Earlier this year, an online resource for Canadian and American genealogists, called Cornwall Roots, shut down without notice. Word has it the owner of the website was no longer willing or able to maintain the website.
Cornwall Roots was a site that contained thousands of obituaries from Ontario, Quebec, and New York, from 1900 to 2008, and photos of almost 60,000 headstones in cemeteries in Eastern Ontario and Western Quebec.
To help prevent other genealogy and family history websites from disappearing when the owners can no longer maintain them or don’t want to continue paying hosting fees, the Ontario Genealogical Society (OGS) has come up with possible solution.

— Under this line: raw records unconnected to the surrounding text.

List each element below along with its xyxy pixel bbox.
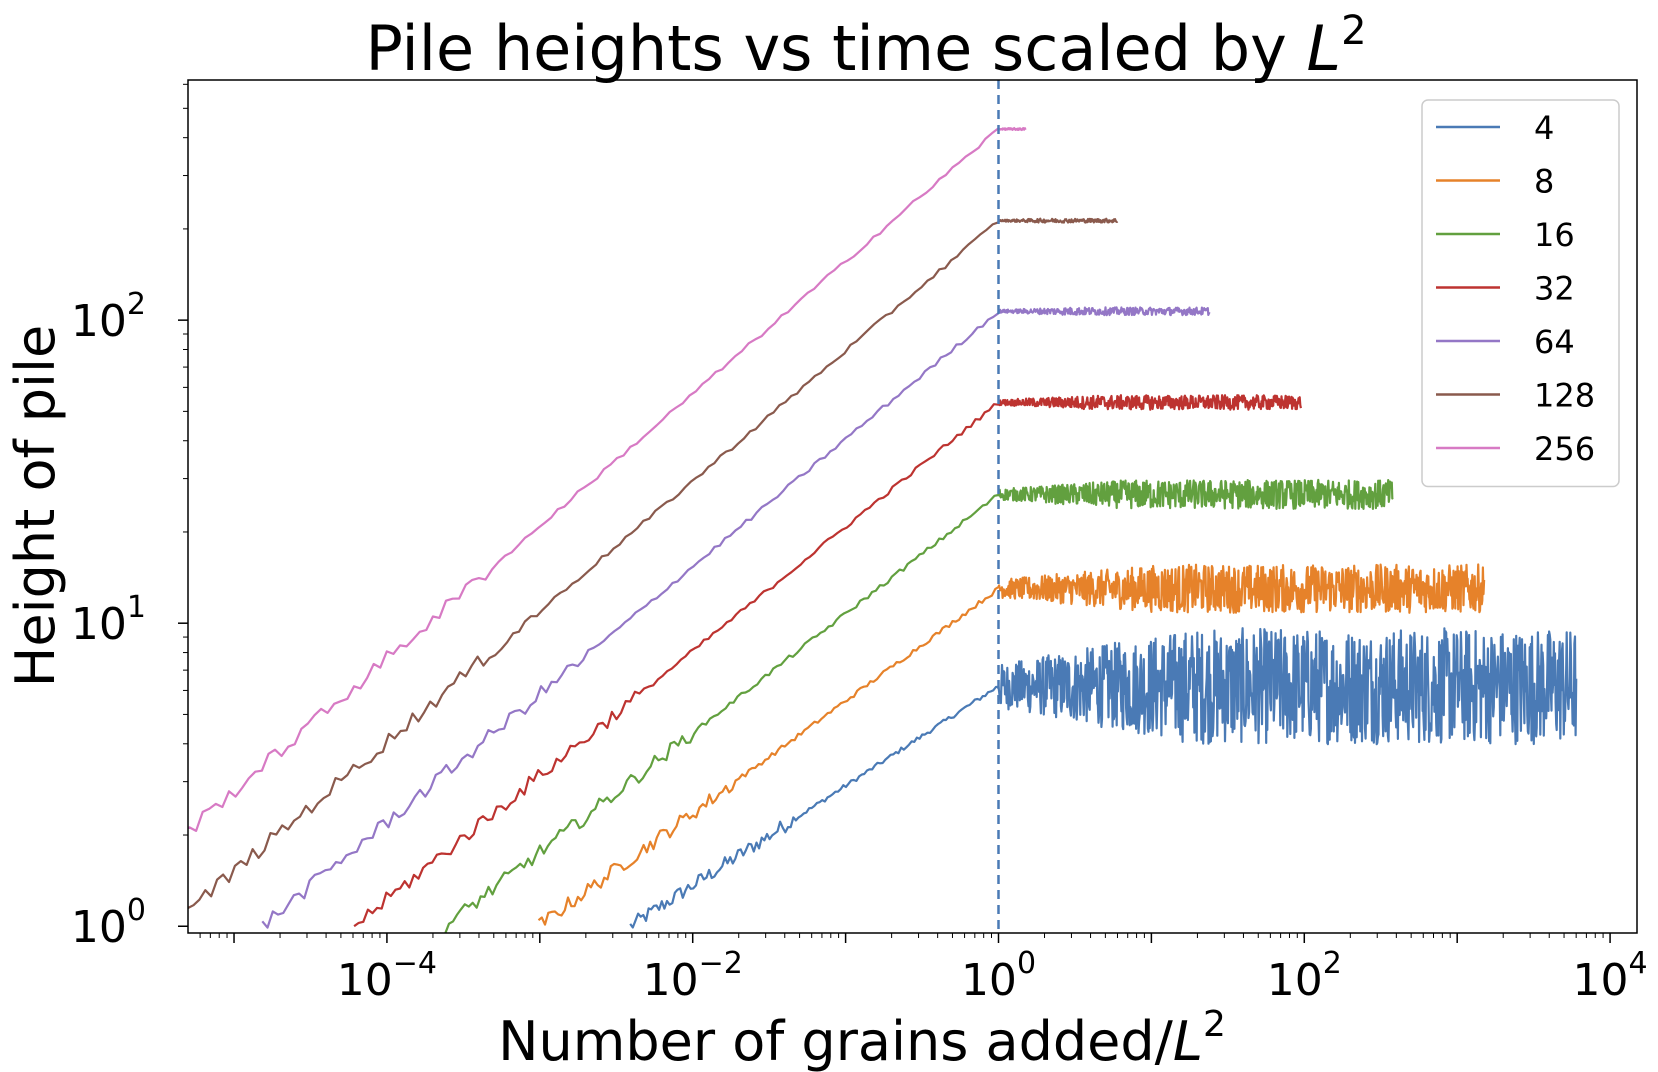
y-tick-label: 102 [71, 287, 146, 347]
x-axis-label-sup: 2 [1203, 1004, 1226, 1045]
x-tick-base: 10 [1573, 955, 1629, 1006]
chart-title-var: L [1307, 12, 1342, 85]
chart-title-sup: 2 [1341, 8, 1366, 54]
x-tick-label: 102 [1267, 946, 1342, 1006]
legend-label-16: 16 [1534, 216, 1575, 254]
x-tick-exp: −2 [699, 946, 743, 981]
series-line-256 [188, 127, 1027, 832]
x-tick-base: 10 [337, 955, 393, 1006]
legend-label-4: 4 [1534, 109, 1554, 147]
y-tick-label: 101 [71, 590, 146, 650]
series-line-8 [537, 563, 1486, 926]
x-tick-exp: 0 [1017, 946, 1036, 981]
series-line-4 [629, 627, 1578, 929]
series-group [188, 127, 1578, 933]
legend-label-8: 8 [1534, 163, 1554, 201]
x-tick-label: 100 [961, 946, 1036, 1006]
chart-title: Pile heights vs time scaled by L2 [365, 8, 1366, 85]
y-axis-label: Height of pile [4, 325, 67, 687]
series-line-64 [261, 306, 1211, 929]
x-axis-label-main: Number of grains added/ [498, 1010, 1174, 1072]
x-tick-base: 10 [1267, 955, 1323, 1006]
legend-label-128: 128 [1534, 377, 1595, 415]
y-tick-exp: 1 [127, 590, 146, 625]
legend-label-256: 256 [1534, 430, 1595, 468]
legend-box [1421, 99, 1620, 488]
y-tick-exp: 0 [127, 893, 146, 928]
y-tick-base: 10 [71, 296, 127, 347]
x-tick-label: 104 [1573, 946, 1648, 1006]
chart-title-main: Pile heights vs time scaled by [365, 12, 1306, 85]
plot-frame [187, 79, 1638, 934]
series-line-128 [188, 217, 1119, 911]
x-tick-base: 10 [643, 955, 699, 1006]
y-tick-exp: 2 [127, 287, 146, 322]
x-tick-exp: −4 [393, 946, 437, 981]
y-tick-label: 100 [71, 893, 146, 953]
y-tick-base: 10 [71, 599, 127, 650]
legend-label-64: 64 [1534, 323, 1575, 361]
legend: 4 8 16 32 64 128 256 [1421, 99, 1620, 488]
x-tick-label: 10−4 [337, 946, 437, 1006]
y-tick-base: 10 [71, 902, 127, 953]
x-tick-base: 10 [961, 955, 1017, 1006]
x-axis-label-var: L [1173, 1010, 1203, 1072]
x-tick-exp: 2 [1323, 946, 1342, 981]
series-line-16 [444, 478, 1394, 933]
x-tick-label: 10−2 [643, 946, 743, 1006]
legend-label-32: 32 [1534, 270, 1575, 308]
x-tick-exp: 4 [1629, 946, 1648, 981]
x-axis-label: Number of grains added/L2 [498, 1004, 1226, 1072]
series-line-32 [353, 394, 1302, 928]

Canada’s largest genealogical society is offering to host genealogy websites at no cost to the owner. The owner can continue to administer the site as long as they want. When the owner no longer wants to continue, or cannot do so, OGS will host the website and display its content to keep it available for researchers for decades to come.
At this time, the society’s primary concern is to preserve sites about Ontario genealogy resources and family history, but they will consider all websites.
Responding to questions in an email message, OGS President Steve Fulton, UE wrote, “Our willingness, of course, is to preserve Ontario sites first, but if there is risk of loss, we would find a home for any site.” He added, “There are many types of websites and each scenario has to be evaluated first for size and demand on the society’s servers and volunteers.”
As OGS works on the details of this new initiative, some of the scenarios being considered include:
- Complete transfer of the personal website and URL to OGS. This means the site will be moved to the society’s servers and remain there static for people to research.
- Transfer of the website to the OGS servers. The owner continues to administer and revise the site.
- The website owner continues to host the site as they are doing now and develops an arrangement with OGS to transfer the site in the future.
There will be no cost for this service to website owners, but OGS will ask if they can place Google ads on the site to help the society generate income to pay server and hosting costs. The ads will be “tightly controlled so they are relative to the mandate of the society.”
This venture is not new to OGS. They are already supporting and preserving Canada GenWeb Cemetery Project, A Living Past about Port Hope, Ontario, S.S. Nerissa, and Norcross.